San Francisco, Calif., Jan 27, 2014 / 08:52 am (CNA/EWTN News).- This past Saturday the tenth annual Walk for Life West Coast drew people from across the nation and of all age groups, particularly young adults and college students, to a prayerful witness to the value of life.
“We drove up yesterday, an eight hour drive, and we're here to support the movement to end abortion, and to join with other Christians, and other people of faith – and people not of faith – because abortion is not a Christian topic … to fight alongside them, and to pray for an end to abortion,” Simon Esshaki, 22, told CNA Jan. 25 while preparing to begin the Walk.
Esshaki, a seminarian of the Chaldean Eparchy of St. Peter the Apostle, had traveled on a bus from San Diego among a sizable group of Chaldean Catholics to participate in the pro-life witness held annually in San Francisco.
Many of the some 50,000 participants were university students, coming from Berkeley across the bay, Thomas Aquinas College downstate, and even from Wyoming Catholic College, four states away.
Jordan Gunnaway, a senior at Wyoming Catholic, told CNA she was “extremely impressed by the number of people.”
She noted the unity of Christians of different denominations who were “all there for the same purpose,” as well as the enthusiasm of the Walk's participants, especially “the joy of everyone singing, praying, chanting.”
Participants came from across the country – as far away as Virginia, and alongside Catholics were Lutherans, Anglicans, Baptists, and agnostics as well.
At a rally held just before the Walk, one of the event's co-founders, Eva Muntean, stressed the importance of changing hearts, and transforming the culture of death into a culture of life. “Laws change because people change,” she reminded those gathered.
The rally's speakers included Grace Dulaney, of the Agnus Dei Foundation, who spoke of the importance of adoption in supporting the value of life, and Clenard Childress, who addressed the profound threat abortion is to the African-American community.
Monica Snyder, of the group Secular Pro-Life, noted that abortion “is not solely a religious” issue. The agnostic called abortion an issue of “human rights, not religion,” pointing out that it doesn't take faith to recognize abortion as murder.
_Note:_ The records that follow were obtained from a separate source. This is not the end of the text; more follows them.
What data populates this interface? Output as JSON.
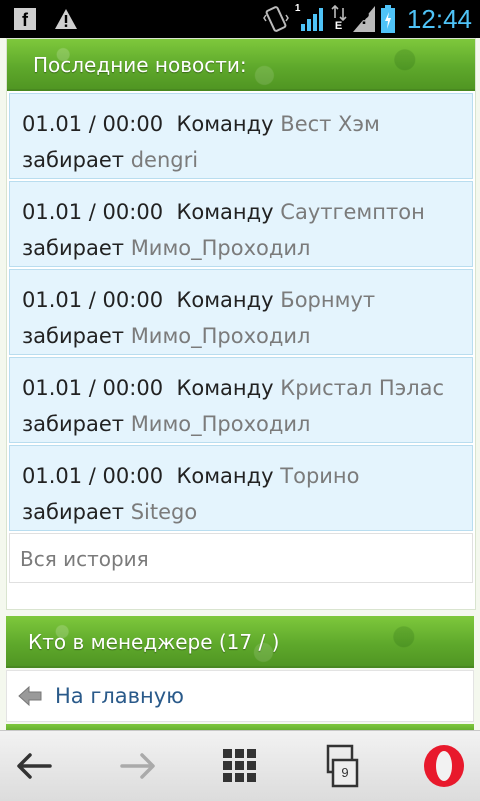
{
  "status_bar": {
    "time": "12:44",
    "network_label": "E",
    "sim_label": "1",
    "unknown_label": "?",
    "icons": [
      "facebook-icon",
      "warning-icon",
      "vibrate-icon",
      "signal-icon",
      "data-icon",
      "unknown-signal-icon",
      "battery-icon"
    ]
  },
  "news": {
    "header": "Последние новости:",
    "items": [
      {
        "time": "01.01 / 00:00",
        "verb1": "Команду",
        "team": "Вест Хэм",
        "verb2": "забирает",
        "user": "dengri"
      },
      {
        "time": "01.01 / 00:00",
        "verb1": "Команду",
        "team": "Саутгемптон",
        "verb2": "забирает",
        "user": "Мимо_Проходил"
      },
      {
        "time": "01.01 / 00:00",
        "verb1": "Команду",
        "team": "Борнмут",
        "verb2": "забирает",
        "user": "Мимо_Проходил"
      },
      {
        "time": "01.01 / 00:00",
        "verb1": "Команду",
        "team": "Кристал Пэлас",
        "verb2": "забирает",
        "user": "Мимо_Проходил"
      },
      {
        "time": "01.01 / 00:00",
        "verb1": "Команду",
        "team": "Торино",
        "verb2": "забирает",
        "user": "Sitego"
      }
    ],
    "history_link": "Вся история"
  },
  "managers": {
    "header": "Кто в менеджере (17 / )"
  },
  "home_link": "На главную",
  "bottom_bar": {
    "tab_count": "9",
    "icons": [
      "back-arrow-icon",
      "forward-arrow-icon",
      "grid-icon",
      "tabs-icon",
      "opera-icon"
    ]
  },
  "colors": {
    "grass": "#5ea82b",
    "news_bg": "#e4f4fd",
    "news_border": "#b9ddef",
    "link": "#2a5a8a",
    "time": "#4fc3f7",
    "opera": "#e8192c"
  }
}
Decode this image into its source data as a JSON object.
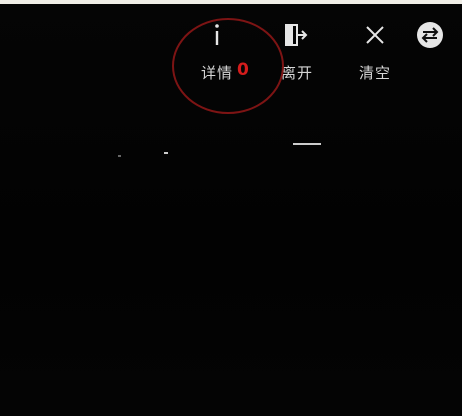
{
  "toolbar": {
    "details": {
      "label": "详情",
      "icon": "info-icon"
    },
    "leave": {
      "label": "离开",
      "icon": "exit-door-icon"
    },
    "clear": {
      "label": "清空",
      "icon": "close-icon"
    },
    "switch": {
      "icon": "swap-arrows-icon"
    }
  },
  "details_badge": "0",
  "colors": {
    "background": "#000000",
    "label_text": "#d6d6d6",
    "badge": "#d41c1c",
    "annotation_circle": "#7d1414"
  }
}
“We are winning,” she said, “because there are secular pro-life persons here today.”
Shari Rigby, an actress and mother who was in the film “October Baby,” encouraged pro-lifers to give mothers who find themselves in crisis pregnancies “hope and encouragement that they won't be abandoned.”
We are called to be “a voice of hope … and forgiveness,” she said.
Prior to the rally, San Francisco's Archbishop Salvatore Cordileone said Mass for the pilgrims who had come to give their witness to the value of life, during which he drew attention to the youthful joy of supporting the pro-life movement.
“Yes, the pro-life movement is young, vibrant and growing in strength,” he said during his homily, while inviting the youth to “look around and notice those who are your elders here in this church,” commending them for their example of prayerful patience while supporting the cause of life and the end of abortion.
“We don’t know what the next critical issue threatening human life and dignity will be for the generation that will come after you,” he told the young people gathered in the cathedral.
“One thing, though, we do know: they will look to you as the ones who bore the brunt of the battle in your generation, as you look to your elders now in the pro-life movement.
He admonished, “Don't let them down … eventually they will be your age, and will look to you for inspiration in defending human life and dignity.”
Following the Mass, Archbishop Cordileone told CNA that he is glad to have the Walk for Life West Coast in his city, noting that “we can all gather here, and by virtue of our numbers bear witness to the strength of the pro-life movement.”
Christine Mugridge, media relations director for the Archdiocese of San Francisco, told CNA that the Walk for Life's significance is that “this understanding of human dignity, and the gift of human life, is passed on from generation to generation … it resonates a truth with people that bypasses age groups.”
“People love to see youth walking with a joy in their step, and here they do. They are bouncing with joy; but this is not a joyful topic, so the idea is 'why are they coming here, from all over the country, at great expense and exhaustion on buses, and sharing in something they celebrate'?”
She answered, “Because the meaning and focus of this isn’t anti-anything, its pro-something; that meaning is infectious around the city, people see that it's a joyful witness, of the proclamation of the value and dignity of life, and that joy is contagious, and it's represented by people of all cultural backgrounds and age groups.”